Google claims it’s winning the war on bad ads

Google is at war. This time it’s not with Facebook, Apple, or any of the other tech giants. No, this time its target is bad ads.

According to an official blog post, the internet giant wants is looking to take the same approach to ads that appear on it and its partners sites as it does to spam on Gmail and malware on the Google Play Store.

Google claims that. “Like all other internet companies, we’re fighting a war against a huge number of bad actors”.

These bad actors, it says, range from “websites selling counterfeit goods and fraudulent tickets to underground international operations trying to spread malware and spyware”.

The company has made a number of changes which it claims it will “help ensure the ads you see comply with our strict policies”

If Google is to be believed, these changes are working.
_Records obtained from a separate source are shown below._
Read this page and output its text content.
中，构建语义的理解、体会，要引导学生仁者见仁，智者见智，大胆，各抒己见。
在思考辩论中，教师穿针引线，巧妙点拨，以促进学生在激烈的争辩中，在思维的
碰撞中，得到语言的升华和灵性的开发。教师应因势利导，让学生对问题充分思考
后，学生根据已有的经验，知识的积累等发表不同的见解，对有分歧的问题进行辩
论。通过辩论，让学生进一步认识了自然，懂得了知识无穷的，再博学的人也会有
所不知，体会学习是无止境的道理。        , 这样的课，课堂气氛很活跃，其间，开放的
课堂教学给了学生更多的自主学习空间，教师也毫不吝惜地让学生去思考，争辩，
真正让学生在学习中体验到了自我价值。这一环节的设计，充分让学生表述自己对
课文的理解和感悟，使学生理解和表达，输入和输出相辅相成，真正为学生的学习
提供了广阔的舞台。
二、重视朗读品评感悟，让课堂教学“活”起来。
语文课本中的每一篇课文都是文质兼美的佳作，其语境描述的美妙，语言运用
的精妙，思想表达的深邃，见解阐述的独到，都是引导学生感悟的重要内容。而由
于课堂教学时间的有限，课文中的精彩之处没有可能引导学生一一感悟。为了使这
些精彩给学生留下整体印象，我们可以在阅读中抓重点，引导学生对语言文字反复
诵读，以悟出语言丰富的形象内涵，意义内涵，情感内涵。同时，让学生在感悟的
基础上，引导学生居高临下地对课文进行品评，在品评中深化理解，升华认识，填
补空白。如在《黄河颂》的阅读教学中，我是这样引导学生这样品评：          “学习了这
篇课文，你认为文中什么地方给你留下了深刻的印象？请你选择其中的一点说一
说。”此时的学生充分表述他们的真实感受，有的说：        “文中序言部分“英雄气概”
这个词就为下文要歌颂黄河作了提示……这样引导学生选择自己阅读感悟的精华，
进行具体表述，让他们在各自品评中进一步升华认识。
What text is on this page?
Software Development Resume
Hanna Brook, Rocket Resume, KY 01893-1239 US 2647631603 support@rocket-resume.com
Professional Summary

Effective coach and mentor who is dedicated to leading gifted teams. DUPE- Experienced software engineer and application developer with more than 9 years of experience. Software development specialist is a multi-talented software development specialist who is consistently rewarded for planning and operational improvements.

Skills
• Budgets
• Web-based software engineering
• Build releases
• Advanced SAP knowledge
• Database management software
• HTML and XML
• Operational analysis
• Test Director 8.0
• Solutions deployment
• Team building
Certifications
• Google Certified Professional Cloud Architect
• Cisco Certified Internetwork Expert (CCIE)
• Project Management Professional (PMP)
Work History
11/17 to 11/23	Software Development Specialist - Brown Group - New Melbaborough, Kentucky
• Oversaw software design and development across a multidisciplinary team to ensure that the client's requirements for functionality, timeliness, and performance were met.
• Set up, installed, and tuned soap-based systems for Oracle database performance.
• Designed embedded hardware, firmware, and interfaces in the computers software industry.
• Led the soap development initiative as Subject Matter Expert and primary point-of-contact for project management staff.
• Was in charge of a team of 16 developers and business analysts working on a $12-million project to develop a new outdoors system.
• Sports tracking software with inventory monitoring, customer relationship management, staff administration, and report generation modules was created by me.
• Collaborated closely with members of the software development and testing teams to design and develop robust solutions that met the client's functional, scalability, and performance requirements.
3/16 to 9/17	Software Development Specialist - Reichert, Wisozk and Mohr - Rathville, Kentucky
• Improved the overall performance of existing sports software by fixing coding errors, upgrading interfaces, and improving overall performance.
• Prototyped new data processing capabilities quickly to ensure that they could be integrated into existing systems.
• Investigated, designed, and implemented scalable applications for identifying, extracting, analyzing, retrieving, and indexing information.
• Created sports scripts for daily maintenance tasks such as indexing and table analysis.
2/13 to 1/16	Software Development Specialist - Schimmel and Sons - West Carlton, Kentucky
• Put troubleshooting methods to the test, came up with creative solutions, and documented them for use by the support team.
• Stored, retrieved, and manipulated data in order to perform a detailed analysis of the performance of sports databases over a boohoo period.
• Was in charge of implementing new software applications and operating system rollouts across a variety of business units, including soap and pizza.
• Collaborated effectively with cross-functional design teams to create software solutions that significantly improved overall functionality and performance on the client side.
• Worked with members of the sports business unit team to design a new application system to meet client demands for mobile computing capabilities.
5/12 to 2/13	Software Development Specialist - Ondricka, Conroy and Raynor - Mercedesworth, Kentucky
In 2011, for instance it claims that it “reduced the percentage of bad ads by more than 50%” compared with 2010” it “shut down approximately 150 000 accounts for attempting to advertise counterfeit goods in 2011”.

These policies, it claims, prohibit ads for illegal products such as counterfeit goods or harmful products such as handguns or cigarettes.

It also claims that it doesn’t “allow ads with misleading claims (“lose weight guaranteed!”), fraudulent work-at-home scams (“get rich quick working from home!”) or unclear billing practices.”

Google says that its foremost weapons in the war against bad ads are “technical architecture and advanced machine learning models” that “detect and remove ads for malicious download sites that contain malware or a virus before these ads could appear on Google”.

The internet giant claims to have made improvements to these and other elements of its ad removal system, including:

  • Improved “query watch” for counterfeit ads: While anyone can report counterfeit ads, we’ve widened our proactive monitoring of sensitive keywords and queries related to counterfeit goods which allows us to catch more counterfeit ads before they ever appear on Google.
  • New “risk model” to detect violations: Our computer scanning depends on detailed risk models to determine whether a particular ad may violate our policies, and we recently upgraded our engineering system with a new “risk model” that is even more precise in detecting advertisers who violate our policies.
  • Faster manual review process: Some ads need to be reviewed manually. To increase our response time in preventing ads from policy-violating advertisers, we sped up our internal processes and systems for manual reviews, enabling our specialists to be more precise and fast.
  • Twenty-four hour response time: We aim to respond within 24 hours upon receiving a reliable complaint about an ad to ensure that we’re reviewing ads in a timely fashion.